-
Notifications
You must be signed in to change notification settings - Fork 243
Description
Before you submit
Make sure your issue is not already in the htsjdk issue tracker
It was discussed in #1478, now closed, but see below
Description of the issue:
The background to this is samtools/samtools#2131 where a user has a SAM file containing U. Certainly we know ONT write fastqs with U (if RNA) and when they write BAM they translate them to T, but I'm still not entirely sure where this SAM came from. It broke htslib, and would also break htsjdk.
Your environment:
I checked the source, so largely irrelevant, but yeah our system supported Java is too old for the latest picard. :/
Steps to reproduce
Create a SAM file with U in the sequence.

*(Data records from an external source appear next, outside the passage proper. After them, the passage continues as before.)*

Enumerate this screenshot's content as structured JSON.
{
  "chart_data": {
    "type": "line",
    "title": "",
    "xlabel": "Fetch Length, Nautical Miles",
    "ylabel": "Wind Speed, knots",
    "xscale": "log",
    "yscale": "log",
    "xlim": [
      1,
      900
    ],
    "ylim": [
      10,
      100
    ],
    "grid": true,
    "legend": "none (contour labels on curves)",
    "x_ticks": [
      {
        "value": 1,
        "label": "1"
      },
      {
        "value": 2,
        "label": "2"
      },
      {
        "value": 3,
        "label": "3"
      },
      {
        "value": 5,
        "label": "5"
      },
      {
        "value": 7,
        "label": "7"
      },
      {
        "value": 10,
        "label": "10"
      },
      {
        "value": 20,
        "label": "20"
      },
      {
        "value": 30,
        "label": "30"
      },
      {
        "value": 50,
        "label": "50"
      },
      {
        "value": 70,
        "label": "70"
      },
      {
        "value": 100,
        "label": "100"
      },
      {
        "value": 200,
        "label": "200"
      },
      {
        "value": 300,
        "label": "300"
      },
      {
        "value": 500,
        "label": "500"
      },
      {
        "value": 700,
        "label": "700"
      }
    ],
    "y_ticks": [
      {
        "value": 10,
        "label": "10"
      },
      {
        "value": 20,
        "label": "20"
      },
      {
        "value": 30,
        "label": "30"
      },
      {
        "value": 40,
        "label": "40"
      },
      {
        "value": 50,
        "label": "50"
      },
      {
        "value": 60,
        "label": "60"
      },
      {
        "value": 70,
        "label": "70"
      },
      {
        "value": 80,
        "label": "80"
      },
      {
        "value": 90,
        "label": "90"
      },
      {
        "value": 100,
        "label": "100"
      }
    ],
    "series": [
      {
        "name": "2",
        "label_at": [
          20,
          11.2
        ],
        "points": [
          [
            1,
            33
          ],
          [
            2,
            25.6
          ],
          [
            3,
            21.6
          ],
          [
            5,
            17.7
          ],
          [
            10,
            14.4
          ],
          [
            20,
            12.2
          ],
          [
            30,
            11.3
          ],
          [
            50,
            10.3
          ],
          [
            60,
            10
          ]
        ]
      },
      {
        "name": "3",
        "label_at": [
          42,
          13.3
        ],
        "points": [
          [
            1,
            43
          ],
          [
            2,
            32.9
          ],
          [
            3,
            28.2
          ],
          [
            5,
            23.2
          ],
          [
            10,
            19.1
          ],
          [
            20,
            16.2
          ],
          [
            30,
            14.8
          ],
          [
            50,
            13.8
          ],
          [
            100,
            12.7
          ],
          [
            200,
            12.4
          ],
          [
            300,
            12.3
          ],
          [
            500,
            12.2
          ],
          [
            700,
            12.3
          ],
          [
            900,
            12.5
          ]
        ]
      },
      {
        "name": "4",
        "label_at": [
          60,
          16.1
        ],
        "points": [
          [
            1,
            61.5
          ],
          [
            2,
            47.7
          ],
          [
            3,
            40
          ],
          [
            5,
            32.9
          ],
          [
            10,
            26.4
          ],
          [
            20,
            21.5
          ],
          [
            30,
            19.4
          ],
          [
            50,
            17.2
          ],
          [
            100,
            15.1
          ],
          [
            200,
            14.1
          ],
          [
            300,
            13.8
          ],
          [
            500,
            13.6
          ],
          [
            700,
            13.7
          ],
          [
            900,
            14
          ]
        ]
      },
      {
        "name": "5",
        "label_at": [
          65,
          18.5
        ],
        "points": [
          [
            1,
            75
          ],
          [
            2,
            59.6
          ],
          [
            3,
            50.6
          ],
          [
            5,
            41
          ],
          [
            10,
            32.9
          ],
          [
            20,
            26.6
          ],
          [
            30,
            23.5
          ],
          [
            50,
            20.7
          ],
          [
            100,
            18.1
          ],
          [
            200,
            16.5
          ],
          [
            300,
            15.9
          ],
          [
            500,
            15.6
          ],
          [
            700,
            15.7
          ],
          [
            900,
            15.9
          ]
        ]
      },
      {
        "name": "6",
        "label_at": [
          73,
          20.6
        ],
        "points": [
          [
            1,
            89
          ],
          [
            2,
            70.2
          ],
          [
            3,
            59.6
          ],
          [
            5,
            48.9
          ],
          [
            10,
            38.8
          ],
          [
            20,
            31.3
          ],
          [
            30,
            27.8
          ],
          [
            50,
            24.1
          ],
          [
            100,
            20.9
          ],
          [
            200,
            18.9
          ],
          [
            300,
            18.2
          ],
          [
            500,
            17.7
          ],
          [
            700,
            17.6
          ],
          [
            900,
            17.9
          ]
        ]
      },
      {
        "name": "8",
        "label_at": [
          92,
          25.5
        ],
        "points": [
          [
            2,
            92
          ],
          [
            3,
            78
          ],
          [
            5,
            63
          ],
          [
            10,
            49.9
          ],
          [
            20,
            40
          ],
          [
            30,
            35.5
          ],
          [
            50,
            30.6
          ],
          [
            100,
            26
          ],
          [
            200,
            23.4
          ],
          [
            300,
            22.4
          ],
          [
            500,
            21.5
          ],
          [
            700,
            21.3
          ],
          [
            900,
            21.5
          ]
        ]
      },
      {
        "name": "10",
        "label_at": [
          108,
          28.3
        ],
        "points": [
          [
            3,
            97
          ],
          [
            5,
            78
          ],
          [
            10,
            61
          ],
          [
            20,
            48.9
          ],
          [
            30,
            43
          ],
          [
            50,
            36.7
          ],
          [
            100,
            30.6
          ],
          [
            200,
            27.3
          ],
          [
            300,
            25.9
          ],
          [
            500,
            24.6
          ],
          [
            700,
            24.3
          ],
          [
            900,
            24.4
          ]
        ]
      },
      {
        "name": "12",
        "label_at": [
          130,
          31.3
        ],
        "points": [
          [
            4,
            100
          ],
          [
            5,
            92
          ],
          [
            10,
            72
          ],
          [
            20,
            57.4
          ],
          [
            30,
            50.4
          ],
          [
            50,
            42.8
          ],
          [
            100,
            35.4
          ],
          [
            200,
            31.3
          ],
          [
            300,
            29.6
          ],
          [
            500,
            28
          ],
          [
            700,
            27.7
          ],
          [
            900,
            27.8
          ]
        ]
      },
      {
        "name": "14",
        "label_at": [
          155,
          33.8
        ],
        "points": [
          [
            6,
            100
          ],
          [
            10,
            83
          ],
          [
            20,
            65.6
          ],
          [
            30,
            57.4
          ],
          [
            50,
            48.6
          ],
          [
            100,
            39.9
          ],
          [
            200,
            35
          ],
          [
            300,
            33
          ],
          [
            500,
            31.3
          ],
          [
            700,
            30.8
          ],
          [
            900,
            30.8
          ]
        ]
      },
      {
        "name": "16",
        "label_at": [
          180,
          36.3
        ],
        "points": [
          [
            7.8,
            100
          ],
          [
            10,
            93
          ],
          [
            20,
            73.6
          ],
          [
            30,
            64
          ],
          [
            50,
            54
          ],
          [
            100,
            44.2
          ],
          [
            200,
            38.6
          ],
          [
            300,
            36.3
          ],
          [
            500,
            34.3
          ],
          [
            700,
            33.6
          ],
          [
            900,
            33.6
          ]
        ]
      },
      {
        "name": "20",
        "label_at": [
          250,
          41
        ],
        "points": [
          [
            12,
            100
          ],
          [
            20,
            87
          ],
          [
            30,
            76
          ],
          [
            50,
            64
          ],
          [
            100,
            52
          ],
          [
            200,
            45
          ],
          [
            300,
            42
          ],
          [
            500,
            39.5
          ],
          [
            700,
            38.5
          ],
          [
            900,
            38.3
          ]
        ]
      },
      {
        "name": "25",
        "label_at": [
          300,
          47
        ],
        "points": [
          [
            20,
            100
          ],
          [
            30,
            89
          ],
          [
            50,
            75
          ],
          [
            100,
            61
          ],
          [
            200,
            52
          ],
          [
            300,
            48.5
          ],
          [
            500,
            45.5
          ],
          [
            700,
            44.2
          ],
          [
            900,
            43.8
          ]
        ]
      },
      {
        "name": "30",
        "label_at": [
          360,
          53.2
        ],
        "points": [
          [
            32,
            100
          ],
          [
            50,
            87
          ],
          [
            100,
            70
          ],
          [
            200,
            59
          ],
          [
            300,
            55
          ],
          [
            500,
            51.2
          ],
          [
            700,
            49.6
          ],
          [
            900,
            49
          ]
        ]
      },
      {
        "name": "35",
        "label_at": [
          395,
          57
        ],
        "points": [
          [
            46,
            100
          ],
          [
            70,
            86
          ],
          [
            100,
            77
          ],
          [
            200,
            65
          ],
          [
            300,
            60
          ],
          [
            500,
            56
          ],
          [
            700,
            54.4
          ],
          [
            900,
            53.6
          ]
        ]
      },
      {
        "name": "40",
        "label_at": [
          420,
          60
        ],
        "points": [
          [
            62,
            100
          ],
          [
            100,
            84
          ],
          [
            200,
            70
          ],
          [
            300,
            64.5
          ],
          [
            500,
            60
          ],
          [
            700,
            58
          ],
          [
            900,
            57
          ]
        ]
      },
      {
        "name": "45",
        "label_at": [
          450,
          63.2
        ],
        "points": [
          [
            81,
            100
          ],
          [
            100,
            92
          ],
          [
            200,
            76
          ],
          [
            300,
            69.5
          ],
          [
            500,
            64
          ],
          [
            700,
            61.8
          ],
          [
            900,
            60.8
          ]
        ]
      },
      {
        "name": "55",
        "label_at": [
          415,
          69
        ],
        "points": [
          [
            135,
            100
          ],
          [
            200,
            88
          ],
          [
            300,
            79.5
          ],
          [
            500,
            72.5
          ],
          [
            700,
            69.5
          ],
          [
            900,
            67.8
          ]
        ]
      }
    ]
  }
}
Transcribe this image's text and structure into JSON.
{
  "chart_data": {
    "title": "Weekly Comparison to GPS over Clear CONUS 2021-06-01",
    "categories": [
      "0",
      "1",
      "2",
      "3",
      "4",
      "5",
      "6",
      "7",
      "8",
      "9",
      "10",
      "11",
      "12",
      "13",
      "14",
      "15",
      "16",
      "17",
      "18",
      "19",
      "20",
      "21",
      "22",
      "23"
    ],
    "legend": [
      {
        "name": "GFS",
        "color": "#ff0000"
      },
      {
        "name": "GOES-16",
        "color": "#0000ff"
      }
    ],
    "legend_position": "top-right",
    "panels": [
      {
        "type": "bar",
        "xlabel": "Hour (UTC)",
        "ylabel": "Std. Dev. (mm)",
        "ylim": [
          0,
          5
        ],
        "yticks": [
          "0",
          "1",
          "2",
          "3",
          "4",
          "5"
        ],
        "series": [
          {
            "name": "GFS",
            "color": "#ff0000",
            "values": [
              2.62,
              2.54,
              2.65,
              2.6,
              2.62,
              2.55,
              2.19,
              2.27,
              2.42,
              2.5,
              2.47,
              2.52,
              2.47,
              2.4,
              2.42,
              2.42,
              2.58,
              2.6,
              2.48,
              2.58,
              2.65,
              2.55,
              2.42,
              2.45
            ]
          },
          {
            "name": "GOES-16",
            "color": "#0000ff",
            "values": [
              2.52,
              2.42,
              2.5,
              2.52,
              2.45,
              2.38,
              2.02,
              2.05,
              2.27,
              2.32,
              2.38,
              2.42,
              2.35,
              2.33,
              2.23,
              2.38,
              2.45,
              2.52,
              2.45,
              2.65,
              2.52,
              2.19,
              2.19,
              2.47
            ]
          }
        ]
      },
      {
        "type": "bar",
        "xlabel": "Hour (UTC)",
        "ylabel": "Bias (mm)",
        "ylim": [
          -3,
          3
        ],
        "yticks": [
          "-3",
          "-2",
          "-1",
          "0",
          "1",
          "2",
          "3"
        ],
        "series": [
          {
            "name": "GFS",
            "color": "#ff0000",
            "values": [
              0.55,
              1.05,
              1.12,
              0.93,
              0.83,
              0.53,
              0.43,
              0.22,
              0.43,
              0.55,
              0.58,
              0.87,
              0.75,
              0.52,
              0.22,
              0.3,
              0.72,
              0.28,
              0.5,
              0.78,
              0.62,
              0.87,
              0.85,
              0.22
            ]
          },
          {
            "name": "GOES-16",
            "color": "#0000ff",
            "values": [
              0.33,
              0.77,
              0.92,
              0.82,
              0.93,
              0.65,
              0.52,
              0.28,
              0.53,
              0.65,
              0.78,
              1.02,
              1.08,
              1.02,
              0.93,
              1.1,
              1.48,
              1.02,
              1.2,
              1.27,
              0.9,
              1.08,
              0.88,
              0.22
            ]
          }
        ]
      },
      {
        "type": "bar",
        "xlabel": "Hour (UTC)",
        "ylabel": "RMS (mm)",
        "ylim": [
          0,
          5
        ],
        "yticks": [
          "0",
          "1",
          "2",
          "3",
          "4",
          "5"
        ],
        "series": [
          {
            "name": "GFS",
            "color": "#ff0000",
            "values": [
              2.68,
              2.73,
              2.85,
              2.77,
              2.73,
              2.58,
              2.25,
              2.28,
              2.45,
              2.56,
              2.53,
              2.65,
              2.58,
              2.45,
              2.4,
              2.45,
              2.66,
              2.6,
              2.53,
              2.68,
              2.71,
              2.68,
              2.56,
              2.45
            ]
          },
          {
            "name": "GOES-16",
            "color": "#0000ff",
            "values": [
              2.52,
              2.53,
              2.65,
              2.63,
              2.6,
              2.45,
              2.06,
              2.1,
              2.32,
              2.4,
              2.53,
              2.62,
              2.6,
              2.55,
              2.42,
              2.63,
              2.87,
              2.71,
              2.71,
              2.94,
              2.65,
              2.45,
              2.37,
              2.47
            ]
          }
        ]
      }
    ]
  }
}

SamFormatConverter from SAM to BAM fails with:
Exception in thread "main" java.lang.IllegalStateException: Bad base passed to charToCompressedBaseLow: #(35) in read: r1
Expected behaviour
I'd like it to encode U as T in BAM so the data at least can be round-tripped. The user has the option of doing a T to U substitution on decode if they wish later on. Ideally it'd be tracked in the meta-data somewhere too.
See samtools/hts-specs#800 and samtools/hts-specs#801 for context.
Given U is IUPAC, I feel it was an early accident to disallow it. I contast to #1478 I disagree that this is a base modification. There are still 4 base types, but DNA and RNA differ in the chemical structure for T vs U. We don't need to track which bases are T and which are U as it's simply a property of the material. Furthermore IUPAC doesn't permit this. It has no ambiguity codes for e.g. A/U. The only mention of U in the original IUPAC paper was for V listed as not-T or not-U. All other not-? codes are the original base type +1 char. It's clear they chose V over U due to the T/U issue, but it's also clear the authors basically treat T and U as interchangeable and we should do too.
FWIW, I've already made this change to htslib in a merged PR, but not yet in a release.